Os F-35 Lightning II Versões A/B/C, são as melhores aeronaves já criadas na face da terra, não por ser de fato a melhor aeronave em tudo, em testes gerais de Combate corpo à corpo, perdeu para alguns 4.5ª Geração em simulações como Eurofighter Typhoon, Rafale e F-2 (Viper Zero) Mitsubishi e provavelmente pode perder para o F-39 Gripen E/F ou F-16 Fighting Falcon (Viper) 4.5ª e F15EX 4.5ª Geração também ou mesmo os 5° Geração Sukoi SU-57 ou F-22 Raptor mas, o que faz desta aeronave, o Caça F-35 Lightning II tão formidável e uma máquina de Combate que se supera e supera os adversários sempre mesmo depois de tudo o que eu falei?
1° É um programa que foi iniciado com falhas mas feito para evoluções constantes em parceria conjunta de desenvolvedores em um projeto de programa conjunto entre 17 Países onde os mesmos, acumulam horas de voos e aprimoram estes Super Caças F-35 Lightning II que aprendem com seus sistemas de Inteligência Artificial e compartilhamento de dados.

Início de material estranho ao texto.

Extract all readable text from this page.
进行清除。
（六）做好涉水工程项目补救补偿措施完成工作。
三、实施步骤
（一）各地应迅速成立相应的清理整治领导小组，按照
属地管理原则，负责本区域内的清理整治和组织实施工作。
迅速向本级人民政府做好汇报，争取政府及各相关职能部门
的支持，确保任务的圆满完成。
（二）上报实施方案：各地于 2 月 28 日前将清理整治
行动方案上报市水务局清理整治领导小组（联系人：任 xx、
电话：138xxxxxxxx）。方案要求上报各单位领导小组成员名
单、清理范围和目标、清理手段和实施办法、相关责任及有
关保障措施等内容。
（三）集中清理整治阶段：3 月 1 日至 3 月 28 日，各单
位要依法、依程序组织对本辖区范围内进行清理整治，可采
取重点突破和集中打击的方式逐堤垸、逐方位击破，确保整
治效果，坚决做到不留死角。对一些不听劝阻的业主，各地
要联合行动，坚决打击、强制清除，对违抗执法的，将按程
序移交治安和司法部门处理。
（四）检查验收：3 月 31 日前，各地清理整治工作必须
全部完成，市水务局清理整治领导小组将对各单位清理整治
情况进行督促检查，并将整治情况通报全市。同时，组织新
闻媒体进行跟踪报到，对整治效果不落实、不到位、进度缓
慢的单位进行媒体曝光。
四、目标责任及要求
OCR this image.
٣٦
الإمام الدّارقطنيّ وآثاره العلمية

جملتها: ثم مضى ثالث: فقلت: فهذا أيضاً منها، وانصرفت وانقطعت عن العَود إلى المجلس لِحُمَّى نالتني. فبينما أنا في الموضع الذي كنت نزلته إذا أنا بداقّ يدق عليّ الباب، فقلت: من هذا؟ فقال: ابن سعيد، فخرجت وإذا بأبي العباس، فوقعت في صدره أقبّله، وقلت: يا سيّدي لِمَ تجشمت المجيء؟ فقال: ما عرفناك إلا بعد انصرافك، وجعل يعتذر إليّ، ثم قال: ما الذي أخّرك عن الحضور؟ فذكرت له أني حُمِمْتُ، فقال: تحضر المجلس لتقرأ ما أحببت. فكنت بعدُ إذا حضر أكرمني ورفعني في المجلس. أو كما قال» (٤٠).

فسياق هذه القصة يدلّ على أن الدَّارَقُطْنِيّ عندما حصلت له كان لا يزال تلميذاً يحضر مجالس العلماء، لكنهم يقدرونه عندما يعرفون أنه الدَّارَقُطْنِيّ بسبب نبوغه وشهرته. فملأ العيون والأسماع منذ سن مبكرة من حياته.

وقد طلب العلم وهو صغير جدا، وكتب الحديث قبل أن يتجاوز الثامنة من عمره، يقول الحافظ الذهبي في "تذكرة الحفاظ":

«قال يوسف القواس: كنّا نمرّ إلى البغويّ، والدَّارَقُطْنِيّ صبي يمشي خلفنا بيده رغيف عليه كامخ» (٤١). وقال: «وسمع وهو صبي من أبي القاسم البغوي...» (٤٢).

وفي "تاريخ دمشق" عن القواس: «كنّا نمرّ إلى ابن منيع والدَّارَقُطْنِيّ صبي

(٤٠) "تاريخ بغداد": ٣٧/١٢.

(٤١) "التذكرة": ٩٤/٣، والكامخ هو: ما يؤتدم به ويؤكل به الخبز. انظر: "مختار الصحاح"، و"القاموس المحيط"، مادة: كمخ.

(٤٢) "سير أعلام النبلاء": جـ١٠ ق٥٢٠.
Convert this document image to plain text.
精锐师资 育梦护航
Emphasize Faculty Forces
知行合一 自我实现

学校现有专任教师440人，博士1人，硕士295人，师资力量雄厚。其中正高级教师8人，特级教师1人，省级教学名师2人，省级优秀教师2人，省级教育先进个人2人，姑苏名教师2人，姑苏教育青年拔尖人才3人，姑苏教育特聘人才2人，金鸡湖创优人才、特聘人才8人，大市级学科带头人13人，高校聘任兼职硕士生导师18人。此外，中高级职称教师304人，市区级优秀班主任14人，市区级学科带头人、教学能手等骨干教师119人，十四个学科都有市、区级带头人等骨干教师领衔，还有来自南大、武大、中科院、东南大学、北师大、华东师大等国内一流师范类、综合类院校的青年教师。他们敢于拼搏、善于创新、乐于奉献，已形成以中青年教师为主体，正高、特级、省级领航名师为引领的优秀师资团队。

2° Este programa tem o Japão como principal aliado tecnológico e como o Segundo maior comprador depois dos EUA, e hoje, Até hoje, 2 de março de 2026, a Lockheed Martin já entregou aproximadamente 1.300 aeronaves F-35 no total para clientes globais.
3° Recorde em 2025: A empresa encerrou o ano de 2025 com um recorde histórico de 191 caças entregues, superando a meta anterior de 142 unidades.
4° Frota Global: Em janeiro de 2026, a frota mundial ultrapassou a marca de 1 milhão de horas de voo.
4° Entregas em 2026: Novas remessas começaram a ser processadas a partir de janeiro sob os contratos dos Lotes 18 e 19, que preveem a entrega de mais 296 aeronaves nos próximos anos.
5° Status Tecnológico: A maioria das entregas atuais já inclui a atualização TR-3 (Technology Refresh 3), embora testes operacionais completos para essa versão estejam previstos para serem concluídos em meados de 2026.
6° As atualizações estão disponíveis para todas as aeronaves numa transmissão de dados entrelaçados entre cada uma das unidades que aprendem como atuar colocando elas no Topo.
7° Por mais que os F-22 Raptor são tratados como os tais por muitos, ou o SU-57 como o caçador de 5° Geração, os F-35 tem tudo o que precisam para lutarem com quaisquer coisas devido ao processo de produção, programas conjuntos com os 17 Parceiros, imensa quantidade numérica de aeronaves, muitas horas de voos e missões e atualizações constantes.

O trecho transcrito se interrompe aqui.